“Hai conosciuto Nurayev?” “Tutti hanno conosciuto la Garland”
Ogni stella è destinata a tramontare. Ci sono quelle che diventano più brillanti, per poi scomparire; oppure esplodono improvvisamente e lasciano una scia, un buco. Ci sono poi quelle che tramontano lentamente, soffrendo, coscienti sempre di più di cosa sta accadendo. Una sorte simile avviene per le “divinità” cinematografiche, non per niente chiamate anch’esse ‘stelle’. Quante storie di attori e attrici consumate dal peso del successo e dalle delusioni della vita. Tra queste c’è stata anche Judy Garland: una vita dedicata al cinema e talmente inghiottita, sin da piccola, dallo ‘star system’ da non riuscire a sopportarne il peso. E’ di lei che parla lo spettacolo ‘End of the rainbow‘ al Teatro Sistina di Roma, dal 19 al 30 settembre, con Monica Guerritore nei panni della diva hollywoodiana.
Siamo nel 1968. Judy è a Londra insieme al suo giovane amante, poi quinto marito, Mickey Deans (Alessandro Riceci) per una tournée di sei settimane.

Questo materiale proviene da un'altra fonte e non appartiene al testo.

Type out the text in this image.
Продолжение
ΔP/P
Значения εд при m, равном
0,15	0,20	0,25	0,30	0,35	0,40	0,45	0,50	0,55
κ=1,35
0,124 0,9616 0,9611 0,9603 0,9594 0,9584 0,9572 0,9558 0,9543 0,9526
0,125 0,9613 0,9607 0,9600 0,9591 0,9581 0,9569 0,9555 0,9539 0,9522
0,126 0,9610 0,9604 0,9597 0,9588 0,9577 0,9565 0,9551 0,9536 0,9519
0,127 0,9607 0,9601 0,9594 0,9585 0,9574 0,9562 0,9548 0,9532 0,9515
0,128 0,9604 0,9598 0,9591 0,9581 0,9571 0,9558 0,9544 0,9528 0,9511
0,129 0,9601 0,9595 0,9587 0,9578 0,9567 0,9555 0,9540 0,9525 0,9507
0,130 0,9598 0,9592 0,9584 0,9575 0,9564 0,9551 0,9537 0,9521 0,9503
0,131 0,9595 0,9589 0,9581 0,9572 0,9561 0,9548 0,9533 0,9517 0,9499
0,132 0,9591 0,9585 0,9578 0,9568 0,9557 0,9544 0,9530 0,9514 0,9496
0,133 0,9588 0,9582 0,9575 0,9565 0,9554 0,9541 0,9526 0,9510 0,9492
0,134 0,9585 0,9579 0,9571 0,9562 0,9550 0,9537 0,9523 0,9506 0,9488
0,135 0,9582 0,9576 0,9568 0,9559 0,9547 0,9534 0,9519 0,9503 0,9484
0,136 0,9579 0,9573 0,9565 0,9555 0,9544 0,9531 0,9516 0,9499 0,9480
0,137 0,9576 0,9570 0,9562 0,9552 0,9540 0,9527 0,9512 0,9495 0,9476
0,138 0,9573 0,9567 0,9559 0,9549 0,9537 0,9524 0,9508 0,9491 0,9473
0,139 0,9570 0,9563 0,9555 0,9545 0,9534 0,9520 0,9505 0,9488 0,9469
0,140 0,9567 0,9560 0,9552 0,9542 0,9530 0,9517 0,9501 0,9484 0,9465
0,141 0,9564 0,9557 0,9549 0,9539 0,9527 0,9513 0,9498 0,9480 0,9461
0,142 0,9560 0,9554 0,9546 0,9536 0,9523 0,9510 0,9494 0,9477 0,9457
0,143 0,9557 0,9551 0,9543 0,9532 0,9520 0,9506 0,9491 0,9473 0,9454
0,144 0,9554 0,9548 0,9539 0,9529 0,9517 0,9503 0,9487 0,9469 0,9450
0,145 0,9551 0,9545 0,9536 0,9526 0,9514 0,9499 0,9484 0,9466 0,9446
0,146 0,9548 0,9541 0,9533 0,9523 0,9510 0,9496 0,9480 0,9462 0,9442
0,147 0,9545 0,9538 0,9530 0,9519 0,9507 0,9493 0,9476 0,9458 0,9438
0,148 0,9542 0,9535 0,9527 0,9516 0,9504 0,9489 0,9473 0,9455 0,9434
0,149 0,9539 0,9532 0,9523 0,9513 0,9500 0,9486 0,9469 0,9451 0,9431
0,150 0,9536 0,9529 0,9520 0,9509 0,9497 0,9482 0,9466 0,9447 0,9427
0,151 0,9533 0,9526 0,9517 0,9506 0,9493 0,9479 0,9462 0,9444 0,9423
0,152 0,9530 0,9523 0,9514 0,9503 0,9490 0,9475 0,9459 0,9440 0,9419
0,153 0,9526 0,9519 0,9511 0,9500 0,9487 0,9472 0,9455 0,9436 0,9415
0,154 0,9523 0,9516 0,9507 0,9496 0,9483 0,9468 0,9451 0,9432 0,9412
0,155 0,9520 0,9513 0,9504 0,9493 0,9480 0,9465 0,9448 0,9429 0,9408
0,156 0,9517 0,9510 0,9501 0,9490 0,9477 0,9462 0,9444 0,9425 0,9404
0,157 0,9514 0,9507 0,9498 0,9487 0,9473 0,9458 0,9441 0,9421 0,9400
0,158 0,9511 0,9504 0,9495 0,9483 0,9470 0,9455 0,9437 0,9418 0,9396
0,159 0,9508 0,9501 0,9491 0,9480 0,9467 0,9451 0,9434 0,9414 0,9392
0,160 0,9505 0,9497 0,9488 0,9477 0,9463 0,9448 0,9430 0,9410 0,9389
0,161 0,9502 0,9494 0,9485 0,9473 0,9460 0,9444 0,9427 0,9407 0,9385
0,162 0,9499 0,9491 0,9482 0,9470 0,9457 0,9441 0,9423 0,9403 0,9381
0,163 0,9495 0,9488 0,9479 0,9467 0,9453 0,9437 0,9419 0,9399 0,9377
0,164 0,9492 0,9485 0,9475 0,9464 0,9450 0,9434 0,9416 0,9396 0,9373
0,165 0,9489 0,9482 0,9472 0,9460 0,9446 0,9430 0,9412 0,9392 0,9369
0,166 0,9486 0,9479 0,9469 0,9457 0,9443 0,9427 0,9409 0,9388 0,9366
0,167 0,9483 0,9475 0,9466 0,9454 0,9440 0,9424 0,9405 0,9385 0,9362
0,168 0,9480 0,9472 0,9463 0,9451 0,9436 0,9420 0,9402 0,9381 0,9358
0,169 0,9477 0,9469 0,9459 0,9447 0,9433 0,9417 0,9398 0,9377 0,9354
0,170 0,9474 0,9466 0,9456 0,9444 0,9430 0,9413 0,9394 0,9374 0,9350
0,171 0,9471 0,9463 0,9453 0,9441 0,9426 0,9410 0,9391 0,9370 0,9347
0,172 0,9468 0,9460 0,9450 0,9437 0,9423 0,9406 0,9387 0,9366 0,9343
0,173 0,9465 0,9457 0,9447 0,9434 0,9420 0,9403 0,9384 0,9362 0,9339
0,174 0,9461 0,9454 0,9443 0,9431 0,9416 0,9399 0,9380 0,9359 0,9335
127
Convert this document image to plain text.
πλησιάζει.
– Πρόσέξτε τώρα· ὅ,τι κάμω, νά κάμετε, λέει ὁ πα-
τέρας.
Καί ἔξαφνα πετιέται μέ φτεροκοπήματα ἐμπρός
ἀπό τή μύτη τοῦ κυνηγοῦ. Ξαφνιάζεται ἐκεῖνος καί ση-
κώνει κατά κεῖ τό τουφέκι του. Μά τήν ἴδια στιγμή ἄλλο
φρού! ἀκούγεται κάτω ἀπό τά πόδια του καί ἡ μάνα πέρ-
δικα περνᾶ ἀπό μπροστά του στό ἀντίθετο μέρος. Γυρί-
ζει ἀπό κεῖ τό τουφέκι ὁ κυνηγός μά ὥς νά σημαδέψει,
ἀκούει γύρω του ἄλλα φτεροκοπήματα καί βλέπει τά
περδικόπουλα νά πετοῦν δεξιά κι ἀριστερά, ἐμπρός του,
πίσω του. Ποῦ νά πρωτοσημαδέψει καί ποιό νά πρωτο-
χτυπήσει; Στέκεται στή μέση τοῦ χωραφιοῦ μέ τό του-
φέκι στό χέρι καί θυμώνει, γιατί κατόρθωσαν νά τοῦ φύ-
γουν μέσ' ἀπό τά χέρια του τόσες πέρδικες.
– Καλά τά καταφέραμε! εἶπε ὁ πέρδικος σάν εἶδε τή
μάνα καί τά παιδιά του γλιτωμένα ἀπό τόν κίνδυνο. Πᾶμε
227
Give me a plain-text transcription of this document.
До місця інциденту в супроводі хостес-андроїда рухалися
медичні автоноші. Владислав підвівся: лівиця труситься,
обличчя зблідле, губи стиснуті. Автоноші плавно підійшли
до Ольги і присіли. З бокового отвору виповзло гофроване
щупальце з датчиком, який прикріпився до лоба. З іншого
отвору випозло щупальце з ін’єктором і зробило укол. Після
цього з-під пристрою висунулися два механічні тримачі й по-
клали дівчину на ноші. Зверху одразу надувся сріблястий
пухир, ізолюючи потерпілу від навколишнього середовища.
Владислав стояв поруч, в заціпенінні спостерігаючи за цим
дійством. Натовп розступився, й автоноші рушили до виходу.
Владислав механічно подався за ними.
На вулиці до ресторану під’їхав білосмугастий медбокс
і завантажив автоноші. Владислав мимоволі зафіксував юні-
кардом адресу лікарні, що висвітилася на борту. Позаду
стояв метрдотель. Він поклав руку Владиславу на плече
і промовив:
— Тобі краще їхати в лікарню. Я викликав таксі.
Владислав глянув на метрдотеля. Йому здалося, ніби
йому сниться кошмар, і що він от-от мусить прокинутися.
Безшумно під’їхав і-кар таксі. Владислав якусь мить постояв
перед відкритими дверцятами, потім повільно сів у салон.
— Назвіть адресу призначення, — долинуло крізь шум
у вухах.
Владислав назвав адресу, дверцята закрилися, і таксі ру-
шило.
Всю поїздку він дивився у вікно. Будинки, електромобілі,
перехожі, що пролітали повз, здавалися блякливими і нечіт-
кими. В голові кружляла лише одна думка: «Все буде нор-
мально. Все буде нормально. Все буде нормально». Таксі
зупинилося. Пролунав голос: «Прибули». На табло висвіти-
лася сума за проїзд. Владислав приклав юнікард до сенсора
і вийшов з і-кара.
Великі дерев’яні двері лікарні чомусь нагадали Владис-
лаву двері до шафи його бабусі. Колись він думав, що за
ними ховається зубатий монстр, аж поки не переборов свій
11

Ad accompagnarla ci sarà anche un vecchio amico, Anthony (Aldo Gentileschi), pianista e omosessuale, che ha condiviso, con e della diva, una lunga serie di successi, confidenze e vergogne. Judy è in un momento difficile della sua vita: sta cercando di rifiorire per il suo amante e vuole anche ricominciare a vivere. Il passato però la tormenta. I ricordi, le ansie, l’eterna paura di non essere all’altezza sul palco non la vogliono abbandonare, senza contare l’assoluta dipendenza dall’alcool e pillole. E’ stanca, distrutta, combattuta e, purtroppo, tristemente sola. Le manca la vita normale, quella che non le hanno permesso di avere; l’amore, quello incondizionato, eterno, non per la diva, ma per la donna. Una donna capace di distruggersi, tormentarsi ma che rinasce solo quando canta.
Questo dualismo della diva è ben gestito dalla Guerritore, che ben si immedesima nella parte dell’attrice auto-distruttrice. Gestisce bene la sua eccentricità, le sue crisi d’astinenza, la sua isteria e la sua superbia. Il finale? Definirlo ‘commovente’ temo sia riduttivo…
Uno spettacolo, per conlcudere, che spiega cosa potrebbe esserci oltre la magia del successo e quanto questo, purtroppo, sia solo un iride, cioè un’illusione; e una donna, chiusa nella vita di una diva, che forse ancora si domanda perché non può semplicemente volare come i piccoli uccelli blu, oltre quell’arcobaleno.